The threat has prompted top global miner BHP Billiton (BHP.AX)(BLT.L) to install 30 megawatts of diesel generation at its Olympic Dam copper mine in South Australia, which was forced to close for two weeks last year after a state-wide blackout that cost it $105 million.

"That doesn't give us the ability to operate at normal levels. It's really just insurance to prevent any asset damage," Olympic Dam president Jacqui McGill told reporters this week.

Meanwhile, Alcoa (AA.N), which runs the Portland aluminium smelter in Victoria, is taking a different tack, offering to curb its power use for a fee for up to an hour during peak-demand, said spokeswoman Jodie Read.

The company's Portland smelter has recently returned to operating at about 300,000 tonnes a year since suffering a near-fatal power failure.

Elsewhere, the Tomago aluminium smelter in New South Wales would be vulnerable if it faced a prolonged heat wave at the same time as Victoria and South Australia.

"If the power goes off for any more than three hours, our potlines will freeze and they cannot be unfrozen. It's a catastrophic loss," said Matthew Howell, chief executive of Tomago Aluminium, owned by Rio Tinto (RIO.AX)(RIO.L), CSR (CSR.AX) and Norsk Hydro (NHY.OL).

Unlike Alcoa, Tomago has offered to turn off its potlines, used to make aluminium, only if the market operator is facing a state-wide blackout.

"You want to interrupt load to a potline as a last resort. You don't want to do it as a playing-an-arbitrage-with-your-energy-supplier," Howell told Reuters.

This comes as Audrey Zibelman, chief executive of the Australian Energy Market Operator, says blackouts are a "very, very, very low probability event", given steps such as coaxing gas-fired plants out of retirement, the launch of the Tesla battery on Friday in South Australia and a A$70 million ($53 million) programme to pay some power users to curb their demand.

An independent analyst said that there was less chance of blackouts this year, though he added that the risk remained.

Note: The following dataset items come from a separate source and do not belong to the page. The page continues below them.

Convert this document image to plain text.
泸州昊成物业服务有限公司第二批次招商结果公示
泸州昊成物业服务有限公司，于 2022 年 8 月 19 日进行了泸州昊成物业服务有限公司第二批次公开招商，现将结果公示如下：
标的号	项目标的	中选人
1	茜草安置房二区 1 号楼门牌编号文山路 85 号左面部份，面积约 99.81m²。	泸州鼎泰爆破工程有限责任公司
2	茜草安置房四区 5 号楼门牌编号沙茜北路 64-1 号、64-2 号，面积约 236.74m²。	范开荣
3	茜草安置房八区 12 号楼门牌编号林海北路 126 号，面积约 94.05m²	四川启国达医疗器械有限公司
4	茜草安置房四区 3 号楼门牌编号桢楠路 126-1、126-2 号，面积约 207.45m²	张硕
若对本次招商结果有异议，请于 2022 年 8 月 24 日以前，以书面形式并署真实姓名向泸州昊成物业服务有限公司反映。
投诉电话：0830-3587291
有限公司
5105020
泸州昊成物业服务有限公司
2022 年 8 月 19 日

"I don't know what the odds are of a three-hour blackout in New South Wales this summer, but it's certainly not zero," said David Leitch, an energy analyst at ITK Services Australia.

"But my bottom line is that over the last few months I've become more convinced it's less likely to occur than previously."

(The story is refiled to drop 'Inc' from Alcoa company name in paragraph eight.)